I desired this concert at Herbst primarily for the presence of a String Quartet in D by Respighi, a composer not usually thought of in terms of string quartets. And now I know why: it's an early work, in an accomplished but anonymous romantic-rhapsodic style, and except for a little in the finale is devoid of the crisp zest that characterizes Respighi's mature work.
That these players are interested in such dull corners was suggested by their encore, an Adagio (again with the very slow encores) likewise in an anonymous romantic-rhapsodic style, and likewise a very early and totally uncharacteristic work of the composer, this one being Webern. Listening to very early Romantic Webern is like listening to very early hearty Americanist Elliott Carter. The mature work may be repellent, but at least it's distinctive, individual, characteristically him. This early work isn't anybody.

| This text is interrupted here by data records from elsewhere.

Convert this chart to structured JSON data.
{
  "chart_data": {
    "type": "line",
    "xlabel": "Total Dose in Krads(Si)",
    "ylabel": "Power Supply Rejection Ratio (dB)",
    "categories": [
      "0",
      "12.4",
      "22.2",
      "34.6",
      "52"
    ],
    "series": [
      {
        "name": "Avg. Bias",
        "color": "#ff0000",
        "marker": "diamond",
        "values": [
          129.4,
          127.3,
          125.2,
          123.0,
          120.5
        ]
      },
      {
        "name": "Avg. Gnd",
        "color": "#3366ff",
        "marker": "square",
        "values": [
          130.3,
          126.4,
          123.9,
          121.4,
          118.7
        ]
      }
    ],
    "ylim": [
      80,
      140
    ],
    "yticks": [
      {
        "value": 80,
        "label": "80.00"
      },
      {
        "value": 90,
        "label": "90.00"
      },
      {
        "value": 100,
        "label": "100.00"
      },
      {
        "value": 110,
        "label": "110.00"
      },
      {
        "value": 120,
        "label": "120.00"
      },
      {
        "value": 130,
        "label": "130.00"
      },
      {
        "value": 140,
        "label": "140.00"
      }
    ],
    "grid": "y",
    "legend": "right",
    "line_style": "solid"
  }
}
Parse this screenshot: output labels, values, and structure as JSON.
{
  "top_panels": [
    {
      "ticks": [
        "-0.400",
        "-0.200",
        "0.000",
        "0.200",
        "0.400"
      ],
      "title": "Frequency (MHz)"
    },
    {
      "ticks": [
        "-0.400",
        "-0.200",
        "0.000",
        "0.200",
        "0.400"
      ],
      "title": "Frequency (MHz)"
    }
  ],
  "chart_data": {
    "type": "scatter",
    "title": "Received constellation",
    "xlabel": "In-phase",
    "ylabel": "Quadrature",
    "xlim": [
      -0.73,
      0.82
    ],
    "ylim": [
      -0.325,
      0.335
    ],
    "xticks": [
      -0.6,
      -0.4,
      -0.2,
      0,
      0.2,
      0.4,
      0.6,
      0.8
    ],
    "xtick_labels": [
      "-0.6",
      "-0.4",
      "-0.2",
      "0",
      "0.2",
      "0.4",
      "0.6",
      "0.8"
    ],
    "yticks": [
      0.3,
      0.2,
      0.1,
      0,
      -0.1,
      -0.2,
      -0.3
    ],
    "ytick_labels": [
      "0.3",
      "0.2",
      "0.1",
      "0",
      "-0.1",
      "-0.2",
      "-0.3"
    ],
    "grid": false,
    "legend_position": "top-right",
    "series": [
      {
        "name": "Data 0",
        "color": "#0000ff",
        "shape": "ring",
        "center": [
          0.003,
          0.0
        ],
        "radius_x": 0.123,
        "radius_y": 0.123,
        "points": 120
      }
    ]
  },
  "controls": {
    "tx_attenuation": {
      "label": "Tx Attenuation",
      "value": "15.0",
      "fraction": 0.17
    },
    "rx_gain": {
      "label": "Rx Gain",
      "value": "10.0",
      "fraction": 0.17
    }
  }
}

Further anonymity was provided by a strange performance of Beethoven's Op. 131. Nominally in 7 movements, it's actually a single unbroken wad of music with abrupt mood changes. Rather than the movements sliding stealthily or arrestingly morphing into each other, in this performance it was like simply switching the view to a different facet. At the same time, the mood was unchanged throughout. No manic roughness or towering anguish; the Cremona performance was all cool, calm, collected. And rather dull: in particular the repetitions never gave any sense of saying something different than they had the first time, and thus became superfluous and rather irritating.
An early Boccherini quartet was more amenable to this approach, and benefited from a dry, steely playing style, but again the movements felt like facets and not like we were anywhere different.